The Politics 2.0 world, filled with so many anonymous portals, is a perfect host—it’s like seeding news arteries with hungry cancer cells. Twitter is, according to the Austin American-Statesman‘s Jason Embry, a key part of the new methodology in Texas. He points to the Perry campaign tweeting whenever The Wall Street Journal writes yet another positive opinion piece on Perry. “The Perry people are very good at using Twitter,” says Embry.

One veteran Texas reporter recently told me political insiders are also aware of the harsh economic realties in some newsrooms. News outlets can’t afford to commission as many polls as they once did, so they’re hungry for any numbers from the digital transom. They will rush to report the “internal polling” numbers, including the ones “leaked to blogs”—and they even dutifully point out that the numbers were generated by folks on a politician’s payroll. The bottom line is that they have published what the campaigns wanted leaked.

Are Baselice’s numbers bad? He has a reputation for calling races accurately. But is that the bigger issue? Hardly. The bigger consideration is how they change the pace—and direction—of coverage: Releasing poll numbers diverts attention back to horse-race campaign coverage—and away from what the hell candidates are promising to do to help small businesses in Houston’s Fifth Ward, or to bring medical coverage to millions of uninsured Texans.

One reporter, someone supportive of the upside of the new media, told me that the reality in Texas is that there is now this ongoing, gurgling “published rumor mill that we have to pay attention to.” It takes time to follow it all; it takes time to sort out the good things.

Embry, like so many political reporters in Texas, says that he works 24/7 to keep pace. He has decided that reading blogs is useful, but only to a degree—reading them, he says, is “not reporting.”

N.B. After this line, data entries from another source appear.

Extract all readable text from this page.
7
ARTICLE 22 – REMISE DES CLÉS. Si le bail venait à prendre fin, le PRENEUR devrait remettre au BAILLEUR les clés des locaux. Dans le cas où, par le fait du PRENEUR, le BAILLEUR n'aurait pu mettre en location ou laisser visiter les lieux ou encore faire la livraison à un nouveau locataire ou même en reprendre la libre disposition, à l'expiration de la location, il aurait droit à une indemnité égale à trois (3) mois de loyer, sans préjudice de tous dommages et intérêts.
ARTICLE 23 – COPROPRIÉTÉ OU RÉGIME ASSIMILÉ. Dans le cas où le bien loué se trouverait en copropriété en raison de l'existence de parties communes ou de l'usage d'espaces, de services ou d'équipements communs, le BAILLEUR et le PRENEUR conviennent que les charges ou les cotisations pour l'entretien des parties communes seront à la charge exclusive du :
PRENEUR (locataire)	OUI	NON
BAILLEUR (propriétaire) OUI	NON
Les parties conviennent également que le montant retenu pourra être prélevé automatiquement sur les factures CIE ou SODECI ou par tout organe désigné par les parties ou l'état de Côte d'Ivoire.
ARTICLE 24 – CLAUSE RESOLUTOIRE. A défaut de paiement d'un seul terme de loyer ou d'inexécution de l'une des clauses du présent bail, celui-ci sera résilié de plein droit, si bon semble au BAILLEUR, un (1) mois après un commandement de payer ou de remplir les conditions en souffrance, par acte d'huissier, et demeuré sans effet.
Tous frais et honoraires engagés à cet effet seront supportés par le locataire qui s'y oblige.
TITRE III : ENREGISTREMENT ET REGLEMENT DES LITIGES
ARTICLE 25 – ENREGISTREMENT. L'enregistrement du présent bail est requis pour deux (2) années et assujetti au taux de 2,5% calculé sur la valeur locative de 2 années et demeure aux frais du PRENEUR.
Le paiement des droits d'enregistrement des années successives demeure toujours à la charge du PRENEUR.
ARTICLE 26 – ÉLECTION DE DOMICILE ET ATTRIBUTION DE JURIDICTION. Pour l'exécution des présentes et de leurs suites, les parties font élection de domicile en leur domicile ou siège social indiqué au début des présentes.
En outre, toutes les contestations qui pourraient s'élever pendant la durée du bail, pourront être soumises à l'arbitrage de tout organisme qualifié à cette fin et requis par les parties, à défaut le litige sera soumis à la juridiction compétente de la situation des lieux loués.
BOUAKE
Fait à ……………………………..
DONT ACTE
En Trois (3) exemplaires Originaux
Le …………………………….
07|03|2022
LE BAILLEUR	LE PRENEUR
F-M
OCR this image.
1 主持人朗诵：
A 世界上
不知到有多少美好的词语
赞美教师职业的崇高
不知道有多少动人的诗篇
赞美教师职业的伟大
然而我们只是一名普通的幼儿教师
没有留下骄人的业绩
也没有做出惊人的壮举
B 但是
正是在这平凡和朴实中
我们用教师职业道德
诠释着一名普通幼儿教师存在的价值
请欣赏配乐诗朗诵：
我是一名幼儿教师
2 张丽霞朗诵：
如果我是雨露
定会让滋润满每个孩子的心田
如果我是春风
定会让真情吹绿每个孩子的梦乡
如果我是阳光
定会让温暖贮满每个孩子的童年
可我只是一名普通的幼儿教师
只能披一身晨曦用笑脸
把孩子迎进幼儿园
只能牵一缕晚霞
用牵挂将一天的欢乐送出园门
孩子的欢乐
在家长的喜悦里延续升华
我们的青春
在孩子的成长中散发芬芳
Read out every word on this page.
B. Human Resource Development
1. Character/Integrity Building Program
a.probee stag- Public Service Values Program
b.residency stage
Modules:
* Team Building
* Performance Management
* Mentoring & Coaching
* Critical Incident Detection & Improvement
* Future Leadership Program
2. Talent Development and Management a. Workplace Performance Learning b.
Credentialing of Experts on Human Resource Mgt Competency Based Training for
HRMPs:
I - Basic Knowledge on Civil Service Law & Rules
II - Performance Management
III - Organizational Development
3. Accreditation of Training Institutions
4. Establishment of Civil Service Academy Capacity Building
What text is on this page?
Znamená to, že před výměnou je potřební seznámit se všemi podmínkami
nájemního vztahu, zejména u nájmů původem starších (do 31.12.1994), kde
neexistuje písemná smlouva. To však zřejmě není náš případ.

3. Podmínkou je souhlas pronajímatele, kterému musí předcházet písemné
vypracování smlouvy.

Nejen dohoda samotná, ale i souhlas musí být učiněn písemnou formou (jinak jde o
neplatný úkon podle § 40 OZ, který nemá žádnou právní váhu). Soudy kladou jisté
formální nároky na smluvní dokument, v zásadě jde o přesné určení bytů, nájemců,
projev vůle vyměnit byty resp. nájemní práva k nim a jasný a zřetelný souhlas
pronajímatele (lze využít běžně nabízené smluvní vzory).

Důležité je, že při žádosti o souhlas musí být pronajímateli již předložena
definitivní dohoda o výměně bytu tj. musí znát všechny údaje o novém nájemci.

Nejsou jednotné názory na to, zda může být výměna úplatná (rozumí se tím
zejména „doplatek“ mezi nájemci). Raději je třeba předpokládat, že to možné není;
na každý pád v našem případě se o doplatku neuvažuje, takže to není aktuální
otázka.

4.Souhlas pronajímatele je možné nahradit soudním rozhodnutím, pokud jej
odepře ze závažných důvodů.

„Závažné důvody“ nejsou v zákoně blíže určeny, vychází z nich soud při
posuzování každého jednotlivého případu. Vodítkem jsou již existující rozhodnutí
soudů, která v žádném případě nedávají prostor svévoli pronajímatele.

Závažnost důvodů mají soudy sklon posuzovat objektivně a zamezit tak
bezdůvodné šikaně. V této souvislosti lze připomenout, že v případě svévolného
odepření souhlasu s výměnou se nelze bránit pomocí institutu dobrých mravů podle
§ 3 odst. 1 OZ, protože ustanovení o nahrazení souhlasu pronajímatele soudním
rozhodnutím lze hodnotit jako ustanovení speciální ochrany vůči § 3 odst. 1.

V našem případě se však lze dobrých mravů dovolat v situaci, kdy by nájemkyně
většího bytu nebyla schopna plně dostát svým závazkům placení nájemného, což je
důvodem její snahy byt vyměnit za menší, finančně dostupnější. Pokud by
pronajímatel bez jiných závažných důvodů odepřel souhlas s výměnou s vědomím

Through it all, the spin-doctors are still figuring out how to control the new paradigm. It’s no secret that many of the ones doing the figuring are longtime, hardcore Bush operatives. Karl Rove and other soulmates in Austin, like media strategists Mark McKinnon and Dan Bartlett, were among the first to get in on the new zeitgeist. A decade ago, they began dwelling on the obvious: How the hell do you use the new media to sell George W. Bush … to sell Gingrich-meets-Wolfowitz? Rove wasn’t sure where and how to begin, except to resort to the trusty jackboot of shutting down dissent. He began snapping up “scary” domain names—bushsucks.com, bushbites.com–and then getting earnest GOP techies to link them to “friendly” Bush sites.

Today, the number of full-time, day-in, day-out reporters covering state politics is plummeting. Media strategists—disciples and even grudging admirers of Rove’s legacy in Texas—are working from the bottom up, not the top down. They don’t walk to the political news bureaus on Congress Avenue the way they used to—with bags of candy. They don’t have to. Now they send messages in a bottle, sometimes to anonymous bloggers, and assume the news will begin to spin.

Bill Minutaglio is a professor of journalism at the University of Texas at Austin and author of several books, most recently Molly Ivins: A Rebel Life, co-authored with W. Michael Smith. His column will appear monthly in the Observer.